我正在构建一个子类dict的类,并覆盖__setitem__。我想确定我的方法将在可能设置字典项的所有实例中被调用。

I have discovered three situations where Python (in this case, 2.6.4) does not call my overridden __setitem__ method when setting values, and instead calls PyDict_SetItem directly

我发现三种情况,Python(在这种情况下,2.6.4)在设置值时不会调用我重写的__setitem__方法,而是直接调用PyDict_SetItem

  1. In the constructor
  2. 在构造函数中
  3. In the setdefault method
  4. 在setdefault方法中
  5. In the update method
  6. 在更新方法中

As a very simple test:

作为一个非常简单的测试:

class MyDict(dict):
    def __setitem__(self, key, value):
        print "Here"
        super(MyDict, self).__setitem__(key, str(value).upper())

>>> a = MyDict(abc=123)
>>> a['def'] = 234
Here
>>> a.update({'ghi': 345})
>>> a.setdefault('jkl', 456)
456
>>> print a
{'jkl': 456, 'abc': 123, 'ghi': 345, 'def': '234'}

You can see that the overridden method is only called when setting the items explicitly. To get Python to always call my __setitem__ method, I have had to reimplement those three methods, like this:

您可以看到仅在显式设置项时才调用重写的方法。为了让Python始终调用我的__setitem__方法,我不得不重新实现这三个方法,如下所示:

class MyUpdateDict(dict):
    def __init__(self, *args, **kwargs):
        self.update(*args, **kwargs)

    def __setitem__(self, key, value):
        print "Here"
        super(MyUpdateDict, self).__setitem__(key, value)

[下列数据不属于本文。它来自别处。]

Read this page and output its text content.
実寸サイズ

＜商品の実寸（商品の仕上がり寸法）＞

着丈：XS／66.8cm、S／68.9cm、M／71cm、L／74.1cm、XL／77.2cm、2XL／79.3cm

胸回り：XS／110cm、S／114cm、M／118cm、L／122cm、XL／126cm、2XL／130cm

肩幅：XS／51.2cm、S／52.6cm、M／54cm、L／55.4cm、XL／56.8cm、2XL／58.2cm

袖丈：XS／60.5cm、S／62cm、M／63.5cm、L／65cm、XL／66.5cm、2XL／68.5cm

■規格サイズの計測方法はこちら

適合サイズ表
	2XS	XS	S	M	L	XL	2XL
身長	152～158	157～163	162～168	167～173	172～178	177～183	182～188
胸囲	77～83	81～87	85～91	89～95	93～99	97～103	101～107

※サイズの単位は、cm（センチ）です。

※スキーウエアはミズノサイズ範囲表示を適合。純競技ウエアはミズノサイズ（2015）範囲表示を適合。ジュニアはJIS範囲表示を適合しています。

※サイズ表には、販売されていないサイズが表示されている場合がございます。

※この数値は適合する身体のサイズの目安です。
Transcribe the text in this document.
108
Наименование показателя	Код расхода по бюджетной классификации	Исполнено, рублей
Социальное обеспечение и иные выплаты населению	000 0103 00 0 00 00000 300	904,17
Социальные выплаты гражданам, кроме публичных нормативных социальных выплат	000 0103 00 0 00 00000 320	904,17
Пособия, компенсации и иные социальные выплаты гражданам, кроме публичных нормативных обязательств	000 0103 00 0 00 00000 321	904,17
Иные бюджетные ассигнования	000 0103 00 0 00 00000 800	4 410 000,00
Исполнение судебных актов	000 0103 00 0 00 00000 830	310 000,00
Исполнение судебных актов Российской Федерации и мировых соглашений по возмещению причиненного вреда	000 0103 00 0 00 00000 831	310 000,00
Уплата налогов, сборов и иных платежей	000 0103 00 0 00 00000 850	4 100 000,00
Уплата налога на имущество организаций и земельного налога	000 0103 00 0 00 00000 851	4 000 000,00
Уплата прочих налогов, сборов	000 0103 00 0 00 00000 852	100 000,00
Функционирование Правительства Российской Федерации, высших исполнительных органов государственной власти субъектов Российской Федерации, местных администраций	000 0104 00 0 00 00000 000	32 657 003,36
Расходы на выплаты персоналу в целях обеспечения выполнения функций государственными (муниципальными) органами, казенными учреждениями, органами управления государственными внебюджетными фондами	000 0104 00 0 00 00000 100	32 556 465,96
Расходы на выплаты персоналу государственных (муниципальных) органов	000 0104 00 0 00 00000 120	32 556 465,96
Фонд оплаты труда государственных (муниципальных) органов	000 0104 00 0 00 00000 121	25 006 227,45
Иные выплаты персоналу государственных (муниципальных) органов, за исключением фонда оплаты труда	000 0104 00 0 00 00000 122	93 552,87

    def update(self, *args, **kwargs):
        if args:
            if len(args) > 1:
                raise TypeError("update expected at most 1 arguments, got %d" % len(args))
            other = dict(args[0])
            for key in other:
                self[key] = other[key]
        for key in kwargs:
            self[key] = kwargs[key]

    def setdefault(self, key, value=None):
        if key not in self:
            self[key] = value
        return self[key]

Are there any other methods which I need to override, in order to know that Python will always call my __setitem__ method?

有没有其他方法需要覆盖,以便知道Python将始终调用我的__setitem__方法?

UPDATE

UPDATE

Per gs's suggestion, I've tried subclassing UserDict (actually, IterableUserDict, since I want to iterate over the keys) like this:

根据gs的建议,我已经尝试了子类化UserDict(实际上,IterableUserDict,因为我想迭代键),如下所示:

from UserDict import *;
class MyUserDict(IterableUserDict):
    def __init__(self, *args, **kwargs):
        UserDict.__init__(self,*args,**kwargs)

    def __setitem__(self, key, value):
        print "Here"
        UserDict.__setitem__(self,key, value)

This class seems to correctly call my __setitem__ on setdefault, but it doesn't call it on update, or when initial data is provided to the constructor.

这个类似乎在setdefault上正确调用了我的__setitem__,但是它没有在更新时调用它,或者在向构造函数提供初始数据时调用它。

UPDATE 2

更新2

Peter Hansen's suggestion got me to look more carefully at dictobject.c, and I realised that the update method could be simplified a bit, since the built-in dictionary constructor simply calls the built-in update method anyway. It now looks like this:

Peter Hansen的建议让我更仔细地看看dictobject.c,并且我意识到更新方法可以简化一些,因为内置的字典构造函数无论如何都只是调用内置的更新方法。它现在看起来像这样:

def update(self, *args, **kwargs):
    if len(args) > 1:
        raise TypeError("update expected at most 1 arguments, got %d" % len(args))
    other = dict(*args, **kwargs)
    for key in other:
        self[key] = other[key]

4 个解决方案

#1


43  

I'm answering my own question, since I eventually decided that I really do want to subclass Dict, rather than creating a new mapping class, and UserDict still defers to the underlying Dict object in some cases, rather than using the provided __setitem__.

我正在回答我自己的问题,因为我最终决定我确实想要继承Dict,而不是创建一个新的映射类,而UserDict在某些情况下仍然遵循底层的Dict对象,而不是使用提供的__setitem__。

After reading and re-reading the Python 2.6.4 source (mostly Objects/dictobject.c, but I grepped eveywhere else to see where the various methods are used,) my understanding is that the following code is sufficient to have my __setitem__ called every time that the object is changed, and to otherwise behave exactly as a Python Dict:

在阅读并重新阅读Python 2.6.4源代码(主要是Objects / dictobject.c,但我在其他地方看到其他方法以查看各种方法的使用位置)后,我的理解是以下代码足以让我的__setitem__被调用更改对象的时间,以及与Python Dict完全相同的行为:

Peter Hansen's suggestion got me to look more carefully at dictobject.c, and I realised that the update method in my original answer could be simplified a bit, since the built-in dictionary constructor simply calls the built-in update method anyway. So the second update in my answer has been added to the code below (by some helpful person ;-).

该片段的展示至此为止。